Director Report Card: Paul Verhoeven (2000)

13. Hollow Man

When “Hollow Man” hit theaters in 2000, it would become Paul Verhoeven's biggest hit since “Basic Instinct.” It would gross over 100 million at the global box office, a big step up from “Showgirls” flopping and “Starship Troopers” just breaking even. I even have a personal anecdote about the film. Back in high school, a female friend of mine said the film gave her a reoccurring fear of Kevin Bacon. Yet Verhoeven himself would express disappointment with the film. He complained that anyone could've made this movie, that it didn't reflect his personal idiosyncrasies enough. That bitter reaction would cause Verhoeven to leave Hollywood. Seventeen years later, how does “Hollow Man” hold up?

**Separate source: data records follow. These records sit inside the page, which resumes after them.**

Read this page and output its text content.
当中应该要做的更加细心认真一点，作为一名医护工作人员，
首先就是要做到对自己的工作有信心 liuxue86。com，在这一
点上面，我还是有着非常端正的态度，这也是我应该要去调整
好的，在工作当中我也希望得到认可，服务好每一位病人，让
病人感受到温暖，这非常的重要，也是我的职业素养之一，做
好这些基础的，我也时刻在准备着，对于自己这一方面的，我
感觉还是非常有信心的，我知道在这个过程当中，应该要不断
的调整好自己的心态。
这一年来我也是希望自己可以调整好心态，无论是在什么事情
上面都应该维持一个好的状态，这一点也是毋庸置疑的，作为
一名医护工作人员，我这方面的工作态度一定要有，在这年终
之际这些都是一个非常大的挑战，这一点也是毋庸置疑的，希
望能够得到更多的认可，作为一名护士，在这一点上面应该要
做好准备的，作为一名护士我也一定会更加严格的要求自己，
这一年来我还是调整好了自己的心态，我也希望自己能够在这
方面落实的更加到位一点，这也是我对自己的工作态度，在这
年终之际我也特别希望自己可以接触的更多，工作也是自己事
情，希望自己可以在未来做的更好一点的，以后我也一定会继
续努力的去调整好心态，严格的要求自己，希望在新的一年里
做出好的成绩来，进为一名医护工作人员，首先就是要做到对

Sebastian Caine is a scientist who has successfully designed a serum that can turn living matter invisible. After a late night bolt of inspiration strikes, he figures out how to make the invisible visible again. He's working on the project in a secret facility with a motley crew of scientists, including his ex-girlfriend, Linda. Caine refuses to report their success to their military backers, hoping to test the serum on a human subject. He allows himself to be injected. Once invisible, Caine realizes humans can't be restored to flesh-and-blood so easily. The longer Caine stays unseen, the more his morality and sanity begins to slip. Soon, Caine is committing ghastly acts. When his research partners suggests shutting down the project, Caine locks up the facility and starts to pick them off, one by one.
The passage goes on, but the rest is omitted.